FIGURE 276-8 Low-power transition between dysplasia (D) and nondysplastic (N) mucosa in a case of ulcerative colitis. (Courtesy of Dr. EK Rosado and Dr. CA Perkos, Division of Gastrointestinal Pathology, Department of Pathology, Emory University, Atlanta, Georgia.)
The risk of neoplasia in chronic UC increases with duration and extent of disease. For patients with pancolitis, the risk of cancer rises 0.5 to 1% per year after 8 to 10 years of disease. This observed increase in cancer rates has led to the endorsement of surveillance colonoscopy with biopsies for patients with chronic UC as the standard of care. Annual or biennial colonoscopy with multiple biopsies has been advocated for patients with >8 to 10 years of pancolitis or 12 to 15 years of left-sided colitis and has been widely employed to screen and survey for subsequent dysplasia and carcinoma.

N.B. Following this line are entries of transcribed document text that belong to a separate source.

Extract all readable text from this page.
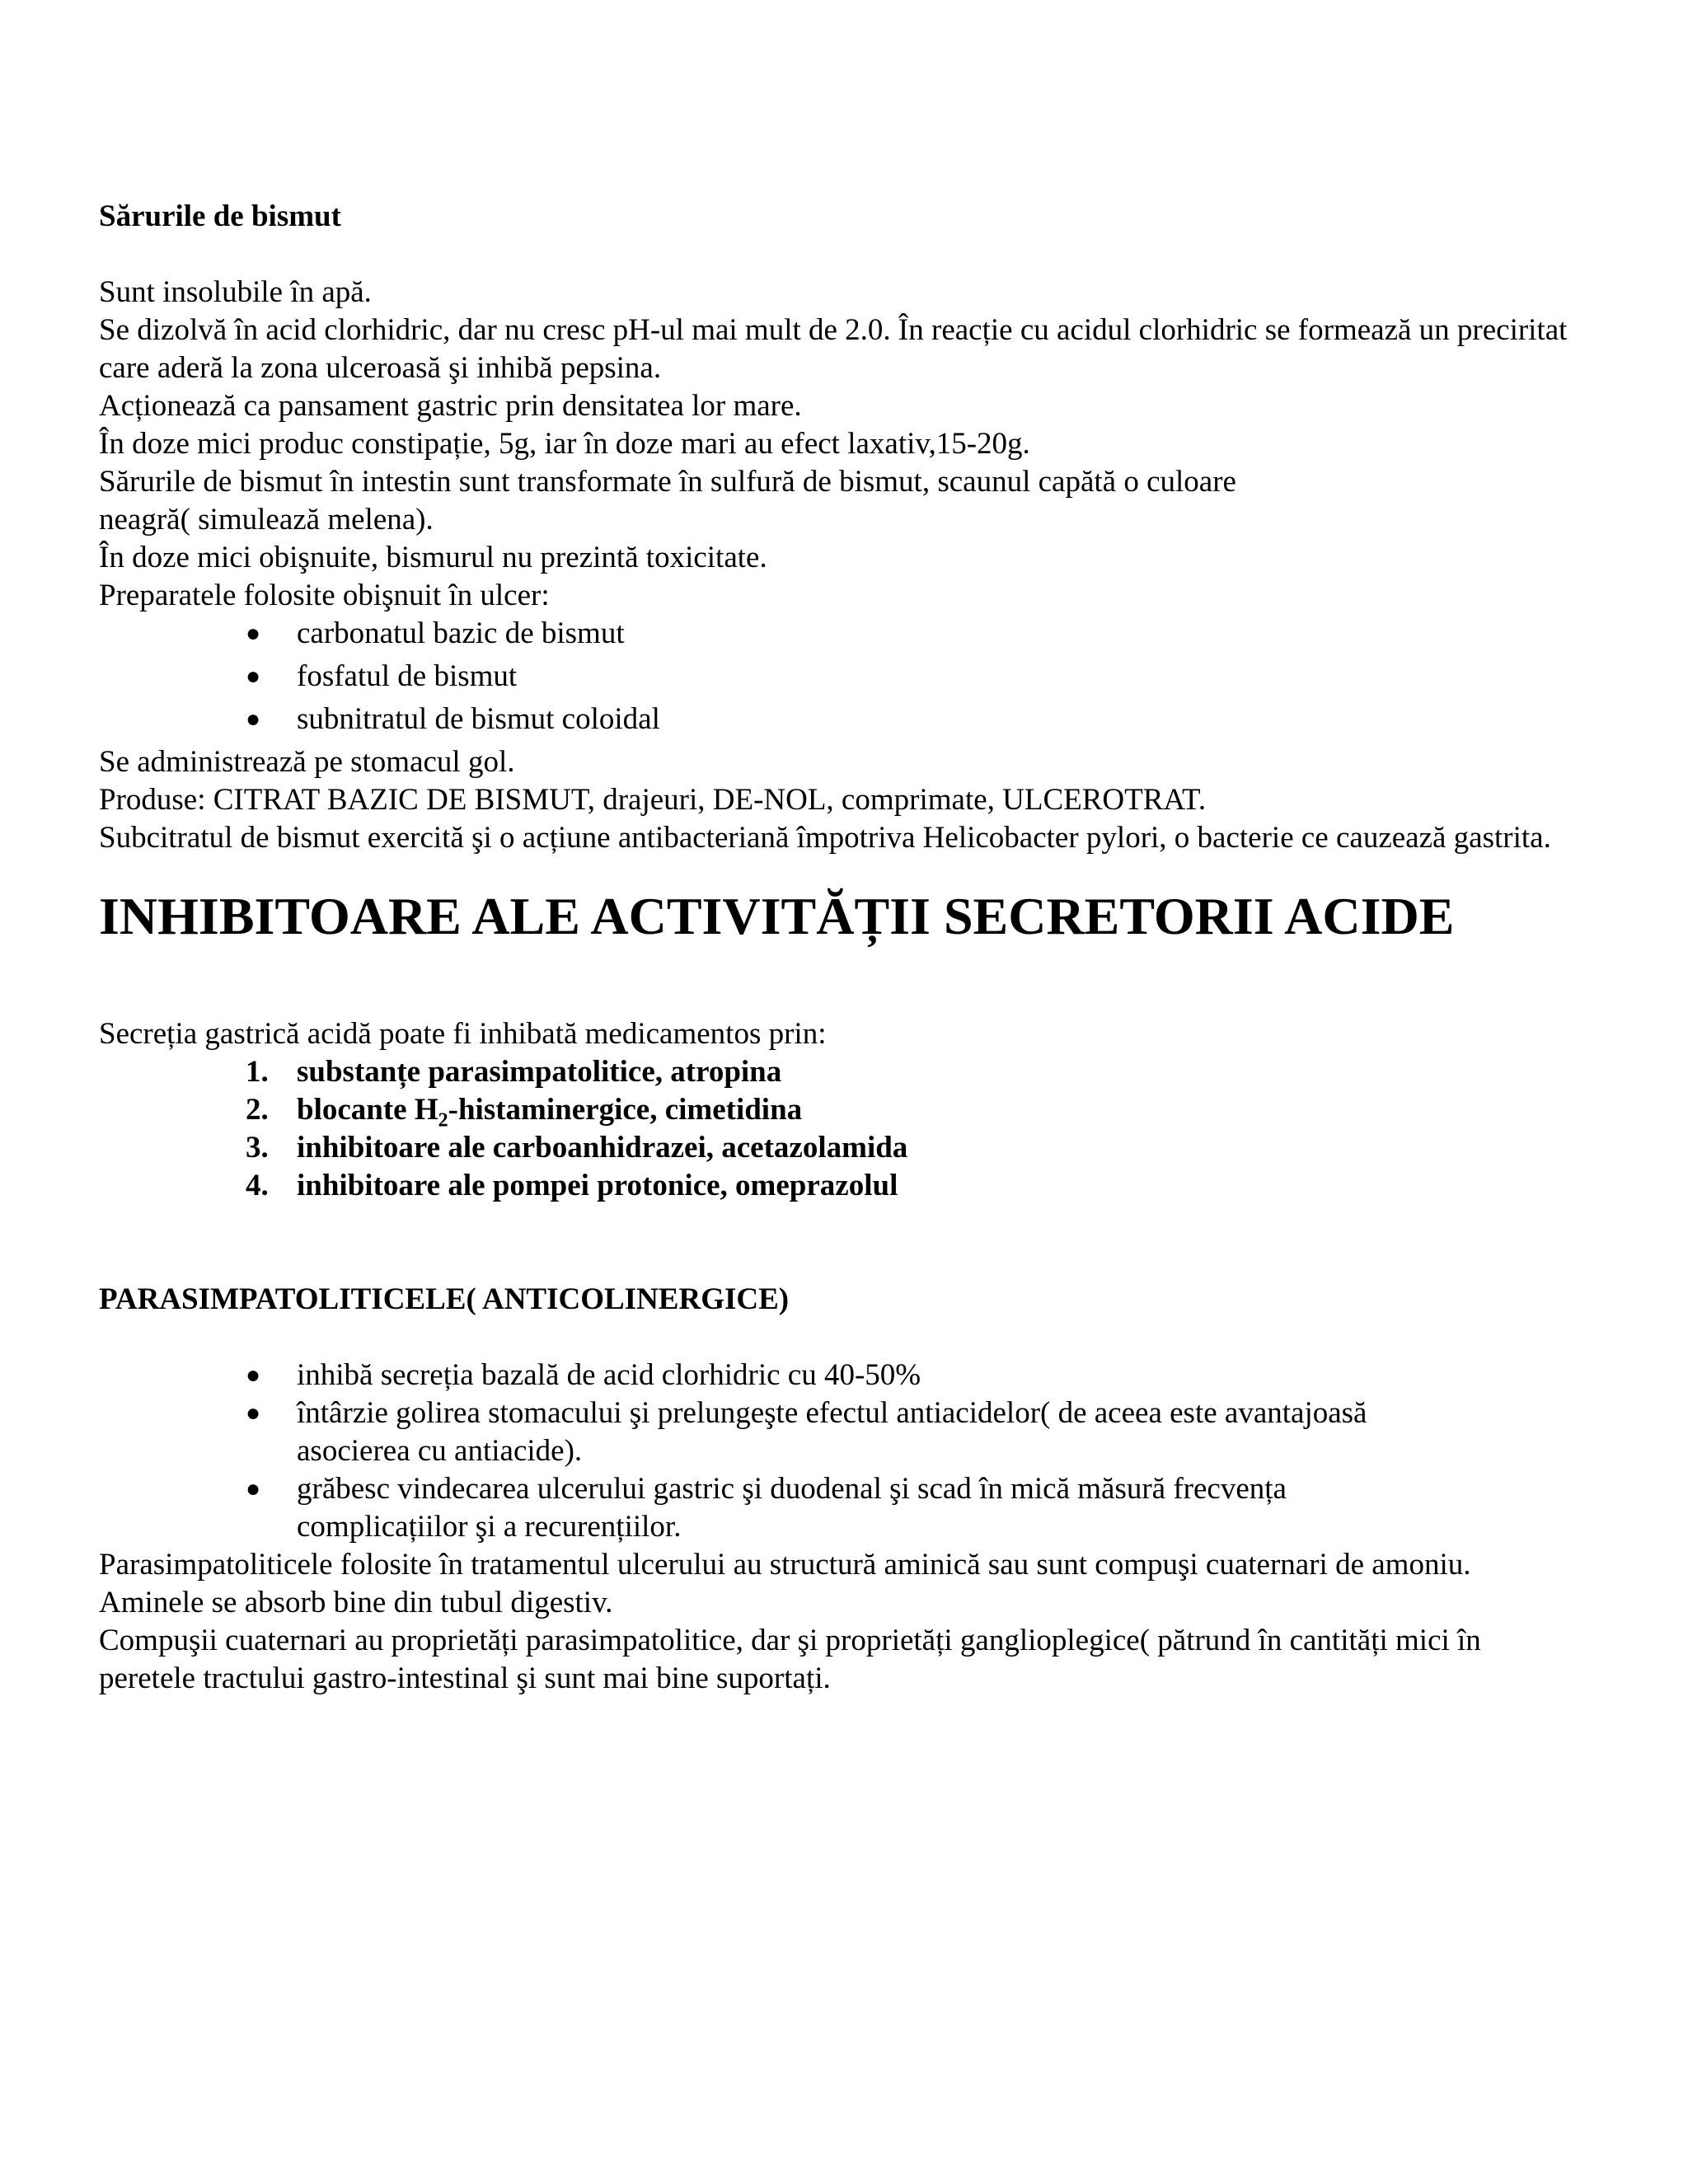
Sărurile de bismut

Sunt insolubile în apă.

Se dizolvă în acid clorhidric, dar nu cresc pH-ul mai mult de 2.0. În reacție cu acidul clorhidric se formează un preciritat care aderă la zona ulceroasă şi inhibă pepsina.

Acționează ca pansament gastric prin densitatea lor mare.

În doze mici produc constipație, 5g, iar în doze mari au efect laxativ,15-20g.

Sărurile de bismut în intestin sunt transformate în sulfură de bismut, scaunul capătă o culoare

neagră( simulează melena).

În doze mici obişnuite, bismurul nu prezintă toxicitate.

Preparatele folosite obişnuit în ulcer:

● carbonatul bazic de bismut
● fosfatul de bismut
● subnitratul de bismut coloidal

Se administrează pe stomacul gol.

Produse: CITRAT BAZIC DE BISMUT, drajeuri, DE-NOL, comprimate, ULCEROTRAT.

Subcitratul de bismut exercită şi o acțiune antibacteriană împotriva Helicobacter pylori, o bacterie ce cauzează gastrita.

INHIBITOARE ALE ACTIVITĂȚII SECRETORII ACIDE

Secreția gastrică acidă poate fi inhibată medicamentos prin:

1. substanțe parasimpatolitice, atropina
2. blocante $H_2$-histaminergice, cimetidina
3. inhibitoare ale carboanhidrazei, acetazolamida
4. inhibitoare ale pompei protonice, omeprazolul

PARASIMPATOLITICELE( ANTICOLINERGICE)

● inhibă secreția bazală de acid clorhidric cu 40-50%
● întârzie golirea stomacului şi prelungeşte efectul antiacidelor( de aceea este avantajoasă asocierea cu antiacide).
● grăbesc vindecarea ulcerului gastric şi duodenal şi scad în mică măsură frecvența complicațiilor şi a recurențiilor.

Parasimpatoliticele folosite în tratamentul ulcerului au structură aminică sau sunt compuşi cuaternari de amoniu.

Aminele se absorb bine din tubul digestiv.

Compuşii cuaternari au proprietăți parasimpatolitice, dar şi proprietăți ganglioplegice( pătrund în cantități mici în peretele tractului gastro-intestinal şi sunt mai bine suportați.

Risk factors for developing colorectal cancer in CD are a history of colonic (or ileocolonic) involvement and long disease duration. The cancer risks in CD and UC are probably equivalent for similar extent and duration of disease. In patients with extensive.

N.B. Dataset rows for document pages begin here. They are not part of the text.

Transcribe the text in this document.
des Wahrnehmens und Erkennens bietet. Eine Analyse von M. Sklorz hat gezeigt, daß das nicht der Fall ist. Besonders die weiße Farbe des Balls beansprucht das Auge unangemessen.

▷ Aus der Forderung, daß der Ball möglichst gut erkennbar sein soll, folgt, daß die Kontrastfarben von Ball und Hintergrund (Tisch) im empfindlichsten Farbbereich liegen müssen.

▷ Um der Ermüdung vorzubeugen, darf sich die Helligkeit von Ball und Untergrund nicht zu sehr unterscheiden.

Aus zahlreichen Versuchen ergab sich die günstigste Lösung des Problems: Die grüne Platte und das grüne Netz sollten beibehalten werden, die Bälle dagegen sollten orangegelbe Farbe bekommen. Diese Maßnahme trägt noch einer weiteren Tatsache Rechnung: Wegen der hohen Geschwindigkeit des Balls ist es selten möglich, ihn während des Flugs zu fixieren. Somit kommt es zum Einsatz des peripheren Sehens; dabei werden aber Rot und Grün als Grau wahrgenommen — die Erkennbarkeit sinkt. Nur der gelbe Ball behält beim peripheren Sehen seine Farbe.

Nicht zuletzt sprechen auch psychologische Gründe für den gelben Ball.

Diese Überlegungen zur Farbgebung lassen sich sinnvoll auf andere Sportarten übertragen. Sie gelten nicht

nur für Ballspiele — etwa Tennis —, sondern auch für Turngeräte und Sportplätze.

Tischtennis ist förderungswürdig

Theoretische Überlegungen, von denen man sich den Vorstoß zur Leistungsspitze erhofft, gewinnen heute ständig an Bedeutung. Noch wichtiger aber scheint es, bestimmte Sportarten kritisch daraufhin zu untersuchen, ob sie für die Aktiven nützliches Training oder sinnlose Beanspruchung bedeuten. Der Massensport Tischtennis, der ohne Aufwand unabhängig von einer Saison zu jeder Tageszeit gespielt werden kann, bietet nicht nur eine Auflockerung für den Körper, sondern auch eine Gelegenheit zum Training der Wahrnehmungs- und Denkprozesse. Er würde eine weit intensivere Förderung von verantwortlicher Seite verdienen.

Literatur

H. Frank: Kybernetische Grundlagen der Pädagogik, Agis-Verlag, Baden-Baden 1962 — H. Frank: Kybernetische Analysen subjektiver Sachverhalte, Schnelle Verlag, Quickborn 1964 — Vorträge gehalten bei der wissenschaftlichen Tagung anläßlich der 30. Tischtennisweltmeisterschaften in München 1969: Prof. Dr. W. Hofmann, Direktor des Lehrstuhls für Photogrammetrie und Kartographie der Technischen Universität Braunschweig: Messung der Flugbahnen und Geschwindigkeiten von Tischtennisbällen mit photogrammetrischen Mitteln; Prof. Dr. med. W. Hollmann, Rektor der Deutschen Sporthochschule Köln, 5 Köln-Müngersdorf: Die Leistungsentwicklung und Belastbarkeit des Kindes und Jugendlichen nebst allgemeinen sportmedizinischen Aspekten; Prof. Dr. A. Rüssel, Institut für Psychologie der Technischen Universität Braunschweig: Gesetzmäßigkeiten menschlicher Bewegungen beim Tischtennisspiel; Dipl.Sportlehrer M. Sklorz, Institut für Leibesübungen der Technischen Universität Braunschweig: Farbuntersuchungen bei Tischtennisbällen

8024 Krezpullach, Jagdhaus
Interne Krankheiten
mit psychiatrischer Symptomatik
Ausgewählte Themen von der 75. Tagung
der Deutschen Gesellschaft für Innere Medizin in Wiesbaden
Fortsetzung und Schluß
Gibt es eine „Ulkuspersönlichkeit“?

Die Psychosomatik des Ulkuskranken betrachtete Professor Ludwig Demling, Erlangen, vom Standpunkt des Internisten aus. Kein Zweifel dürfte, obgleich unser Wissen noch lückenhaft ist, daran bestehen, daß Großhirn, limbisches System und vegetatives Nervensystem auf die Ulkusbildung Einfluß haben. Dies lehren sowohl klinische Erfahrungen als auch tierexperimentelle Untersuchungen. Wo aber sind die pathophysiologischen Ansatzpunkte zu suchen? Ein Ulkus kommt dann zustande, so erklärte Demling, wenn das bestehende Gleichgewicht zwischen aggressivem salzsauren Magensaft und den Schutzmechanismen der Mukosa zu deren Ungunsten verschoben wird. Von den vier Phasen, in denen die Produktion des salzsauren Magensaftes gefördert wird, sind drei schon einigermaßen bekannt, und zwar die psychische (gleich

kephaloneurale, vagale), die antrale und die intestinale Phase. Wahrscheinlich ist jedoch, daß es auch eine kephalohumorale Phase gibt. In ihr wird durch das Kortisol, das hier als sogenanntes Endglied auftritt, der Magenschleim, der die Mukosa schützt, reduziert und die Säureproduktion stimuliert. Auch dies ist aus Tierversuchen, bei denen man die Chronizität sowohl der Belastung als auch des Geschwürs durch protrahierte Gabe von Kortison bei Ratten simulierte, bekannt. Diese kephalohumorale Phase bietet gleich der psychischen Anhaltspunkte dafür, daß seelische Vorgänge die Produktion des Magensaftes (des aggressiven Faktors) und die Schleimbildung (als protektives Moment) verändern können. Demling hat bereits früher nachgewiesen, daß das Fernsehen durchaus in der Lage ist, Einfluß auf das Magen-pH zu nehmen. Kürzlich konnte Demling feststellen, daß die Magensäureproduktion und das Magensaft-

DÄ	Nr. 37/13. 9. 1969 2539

Crohn's colitis, 22% developed dysplasia or cancer by the fourth surveillance exam after a negative screening colonoscopy. Thus, the same endoscopic surveillance strategy used for UC is recommended for patients with chronic Crohn's colitis. A pediatric colonoscope can be used to pass narrow strictures in CD patients, but surgery should be considered in symptomatic patients with impassable strictures.
Dysplasia can be flat or polypoid. If flat high-grade dysplasia (HGD) is encountered on colonoscopic surveillance, the usual treatment for UC is colectomy and for CD is either colectomy or segmental resection. If flat low-grade dysplasia (LGD) is found, most investigators recommend immediate colectomy. Adenomas may occur coincidently in UC and CD patients with chronic colitis and can be removed endoscopically provided that biopsies of the surrounding mucosa are free of dysplasia.

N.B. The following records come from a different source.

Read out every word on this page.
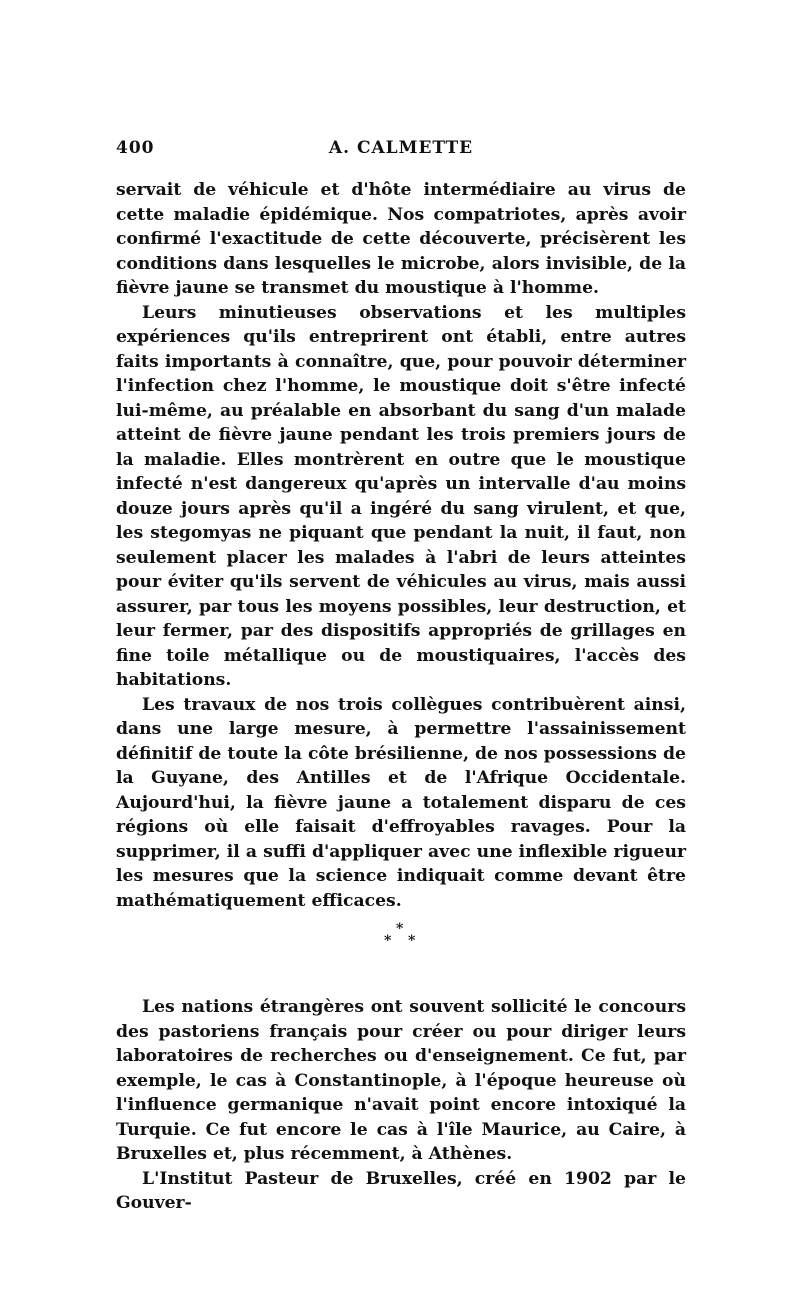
400	A. CALMETTE

servait de véhicule et d'hôte intermédiaire au virus de cette maladie épidémique. Nos compatriotes, après avoir confirmé l'exactitude de cette découverte, précisèrent les conditions dans lesquelles le microbe, alors invisible, de la fièvre jaune se transmet du moustique à l'homme.

Leurs minutieuses observations et les multiples expériences qu'ils entreprirent ont établi, entre autres faits importants à connaître, que, pour pouvoir déterminer l'infection chez l'homme, le moustique doit s'être infecté lui-même, au préalable en absorbant du sang d'un malade atteint de fièvre jaune pendant les trois premiers jours de la maladie. Elles montrèrent en outre que le moustique infecté n'est dangereux qu'après un intervalle d'au moins douze jours après qu'il a ingéré du sang virulent, et que, les stegomyas ne piquant que pendant la nuit, il faut, non seulement placer les malades à l'abri de leurs atteintes pour éviter qu'ils servent de véhicules au virus, mais aussi assurer, par tous les moyens possibles, leur destruction, et leur fermer, par des dispositifs appropriés de grillages en fine toile métallique ou de moustiquaires, l'accès des habitations.

Les travaux de nos trois collègues contribuèrent ainsi, dans une large mesure, à permettre l'assainissement définitif de toute la côte brésilienne, de nos possessions de la Guyane, des Antilles et de l'Afrique Occidentale. Aujourd'hui, la fièvre jaune a totalement disparu de ces régions où elle faisait d'effroyables ravages. Pour la supprimer, il a suffi d'appliquer avec une inflexible rigueur les mesures que la science indiquait comme devant être mathématiquement efficaces.

*
* *

Les nations étrangères ont souvent sollicité le concours des pastoriens français pour créer ou pour diriger leurs laboratoires de recherches ou d'enseignement. Ce fut, par exemple, le cas à Constantinople, à l'époque heureuse où l'influence germanique n'avait point encore intoxiqué la Turquie. Ce fut encore le cas à l'île Maurice, au Caire, à Bruxelles et, plus récemment, à Athènes.

L'Institut Pasteur de Bruxelles, créé en 1902 par le Gouver-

IBD patients are also at greater risk for other malignancies. Patients with CD may have an increased risk of developing non-Hodgkin's lymphoma and squamous cell carcinoma of the skin. Although CD patients have a twelvefold increased risk of developing small-bowel cancer, this type of carcinoma is extremely rare.


The assessment of health-related quality of life plays an important role in the evaluation and treatment of IBD patients. Although clinical trials have generally relied upon traditional disease activity indices such as the Crohn's Disease Activity Index (CDAI) to measure therapeutic efficacy, these measures do not reflect quality of life. The Inflammatory Bowel Disease Questionnaire (IBDQ) is a validated, disease-specific instrument that has been used to measure quality of life. It is a 32-item questionnaire that measures global function, systemic and bowel symptoms, functional and social impairment, and emotional function. When compared to the general population, IBD patients have an impaired quality of life in all six categories. The most frequent concerns of UC patients are having an ostomy bag, developing cancer, effects of medication, the uncertain nature of the disease, and having surgery. The most frequent concerns of CD patients are the uncertain nature of the disease, energy level, effects of medication, having surgery, and having an ostomy bag.